Emblème de la mode masculine, Hedi Slimane marquait le grand retour de Céline au calendrier officiel après deux ans d’absence des podiums. Directeur artistique de la marque du groupe LVMH, le créateur a clôturé la Fashion Week avec une collection exclusivement masculine lors d’un défilé annoncé comme l’événement majeur de la semaine. La veille, un autre événement : le défilé de la créatrice française Marine Serre. La lauréate du Prix LVMH 2017 a pris le contrepied en faisant défiler tous types de corps et d’âges.
L’upcycling : la mode de l’avenir
Dans un stade de Vanves, Marine Serre a encore une fois affirmé son engagement pour une mode durable en présentant une collection presque entièrement constituée de vêtements upcyclés (une initiative partagée notamment par la maison Louis Vuitton). Draps, serviettes et foulards chinés deviennent des robes, chemises et pantalons. C’était aussi la première fois que la créatrice présentait une collection dans le cadre de la semaine de l’homme. Un geste non sans importance, et qui laisse présager une réelle renaissance de la manifestation au profit d’une visibilité plus large et ainsi d’une croissance du marché. Pour élargir les horizons du podium, la créatrice avait d’ailleurs invité plus de mille de ses abonnés Instagram à assister à l’événement.

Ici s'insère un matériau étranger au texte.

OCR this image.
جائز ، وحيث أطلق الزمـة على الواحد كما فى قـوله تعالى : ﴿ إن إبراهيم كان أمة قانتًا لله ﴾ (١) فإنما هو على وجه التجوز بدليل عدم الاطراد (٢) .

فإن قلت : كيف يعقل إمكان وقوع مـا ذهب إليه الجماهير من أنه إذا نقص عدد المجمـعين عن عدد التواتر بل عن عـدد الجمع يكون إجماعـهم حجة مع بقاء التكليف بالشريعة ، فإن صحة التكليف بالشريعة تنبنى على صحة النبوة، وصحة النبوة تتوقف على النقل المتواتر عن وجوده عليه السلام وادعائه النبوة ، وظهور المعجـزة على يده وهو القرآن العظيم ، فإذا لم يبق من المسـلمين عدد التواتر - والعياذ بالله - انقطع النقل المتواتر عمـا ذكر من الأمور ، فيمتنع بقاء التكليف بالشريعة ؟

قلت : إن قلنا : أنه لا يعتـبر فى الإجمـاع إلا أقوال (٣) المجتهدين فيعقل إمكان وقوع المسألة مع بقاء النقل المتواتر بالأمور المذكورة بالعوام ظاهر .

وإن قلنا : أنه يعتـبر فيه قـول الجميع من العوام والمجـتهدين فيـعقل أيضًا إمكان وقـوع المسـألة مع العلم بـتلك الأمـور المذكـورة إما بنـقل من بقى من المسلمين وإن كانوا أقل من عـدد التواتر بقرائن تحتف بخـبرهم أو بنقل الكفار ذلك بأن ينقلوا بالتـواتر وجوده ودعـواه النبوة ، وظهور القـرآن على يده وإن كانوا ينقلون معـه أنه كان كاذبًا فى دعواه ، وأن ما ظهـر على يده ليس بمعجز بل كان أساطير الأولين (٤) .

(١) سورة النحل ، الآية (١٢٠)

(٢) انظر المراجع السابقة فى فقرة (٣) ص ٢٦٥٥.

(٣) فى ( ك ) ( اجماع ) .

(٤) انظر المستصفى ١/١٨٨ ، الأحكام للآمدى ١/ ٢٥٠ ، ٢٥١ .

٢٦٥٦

Rappelons que les ventes du secteur de l’habillement masculin avaient chuté de 20,9 pour cent en 2020 avant de retrouver une croissance positive de 9,1 pour cent en 2021 selon l’IFM Panel (Panel Distributeurs de l’Institut Français de la Mode). Au premier trimestre 2022, la croissance restait encourageantes : 29,8 pour cent par rapport à la même période l’année précédente.